Last week’s speech by RBA Assistant Governor, Guy Debelle, admitted that Australia’s turbo-charged immigration program has held down Australian wages growth [my emphasis]:
The Bank’s forecast is that, as the labour market continues to tighten, wages growth should gradually pick up, and along with that we would expect market services inflation to also increase. However, as we have noted on a number of occasions, there is considerable uncertainty about the extent of unutilised capacity in the labour market and how quickly a reduction in spare capacity would translate into higher wage and price inflation. It is possible that the unemployment rate could fall faster than expected and wages growth could pick up more strongly as a result. Alternatively, it is possible that the flow of new workers into the labour force could continue to be stronger than usual, so that unemployment declines more slowly than we expect and wage pressures could take longer to emerge.
Clearly, the primary driver of “the flow of new workers into the labour force”, which has caused unemployment to “decline more slowly” and caused “wage pressures… [to] take longer to emerge” is immigration. That’s what happens when 200,000-plus migrants are added to the economy every year, most with work rights, thus ensuring labour supply is continually expanded.
Treasury’s recent propaganda report also admitted that most new jobs created in Australia have gone to migrants:
Recent migrants accounted for two-thirds (64.5 per cent) of the approximately 850,000 net jobs created in the past five years. For full-time employment, the impact is even more pronounced, with recent migrants accounting for 72.4 per cent of new jobs created.

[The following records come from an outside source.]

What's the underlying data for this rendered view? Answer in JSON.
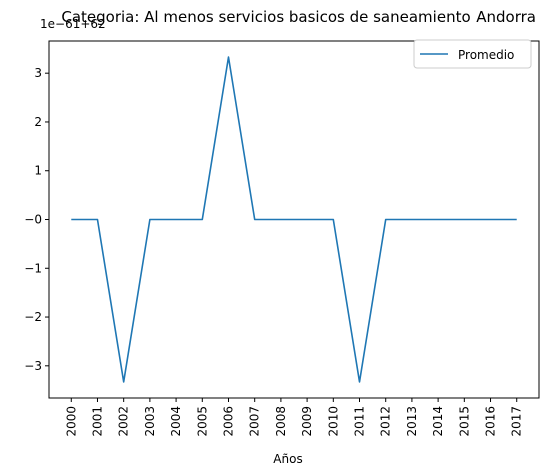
{
  "chart_data": {
    "type": "line",
    "title": "Categoria: Al menos servicios basicos de saneamiento",
    "title_right": "Andorra",
    "offset_text": "1e−61+62",
    "xlabel": "Años",
    "ylabel": "",
    "x": [
      2000,
      2001,
      2002,
      2003,
      2004,
      2005,
      2006,
      2007,
      2008,
      2009,
      2010,
      2011,
      2012,
      2013,
      2014,
      2015,
      2016,
      2017
    ],
    "x_tick_labels": [
      "2000",
      "2001",
      "2002",
      "2003",
      "2004",
      "2005",
      "2006",
      "2007",
      "2008",
      "2009",
      "2010",
      "2011",
      "2012",
      "2013",
      "2014",
      "2015",
      "2016",
      "2017"
    ],
    "y_ticks": [
      -3,
      -2,
      -1,
      0,
      1,
      2,
      3
    ],
    "y_tick_labels": [
      "−3",
      "−2",
      "−1",
      "−0",
      "1",
      "2",
      "3"
    ],
    "ylim": [
      -3.66,
      3.66
    ],
    "grid": false,
    "legend_position": "upper right",
    "series": [
      {
        "name": "Promedio",
        "color": "#1f77b4",
        "values": [
          0,
          0,
          -3.33,
          0,
          0,
          0,
          3.33,
          0,
          0,
          0,
          0,
          -3.33,
          0,
          0,
          0,
          0,
          0,
          0
        ]
      }
    ]
  }
}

Yesterday, CBA senior economist, Gareth Aird, released a new report confirming that Australia’s mass immigration ‘Big Australia’ program is contributing to low wages growth:
There is a close inverse relationship between underutilisation and wages growth (chart 5). As underutilisation rises (falls) wages growth falls (rises). The fitted line on chart 5 implies that for an underutilisation rate of 14%, wages growth, as measured by the WPI, should be around 2½%pa. In other words, most, but not all, of the current weakness in wages growth can be explained by a high level of labour market underutilisation.
Slack in the labour market is elevated in Australia because the supply of labour has exceeded the demand for workers. Policy has played a role. The decision to run a very high immigration program by OECD standards (charts 6 and 7) has augmented the supply of labour and pushed up the participation rate beyond what would have naturally occurred. That intensifies the competition for existing jobs while of course also adding to the demand for labour. So there is both a supply and demand impact.
The recent evidence suggests that running a high immigration program when there is plenty of slack in the labour market means that “skill shortages” are not able to manifest themselves as quickly as they might have otherwise because employees are able to hire from abroad in sizeable quantities. The relatively high intake of skilled workers looks to be a pre-emptive strike on the expectation that there will be skills shortages in the future. If there was widespread skills shortages then wages growth would be higher than its current rate of 2.1%pa.
Various Productivity Commission modelling has also shown that immigration lowers the wages of incumbent workers (see here). These results were confirmed recently by modelling from Victoria University (see here).
International analysis from the Bank of England and Cambridge University also shows that immigration reduces wages growth (see here).
The economics is simple: continually increasing labour supply via immigration necessarily reduces workers’ bargaining power and ergo wages growth.
Again I ask: why isn’t Australia’s union movement up in arms at Australia’s mass immigration ‘Big Australia’ policy, which is not only eroding workers’ conditions and pay, but also pushing-up their cost of living via housing as well.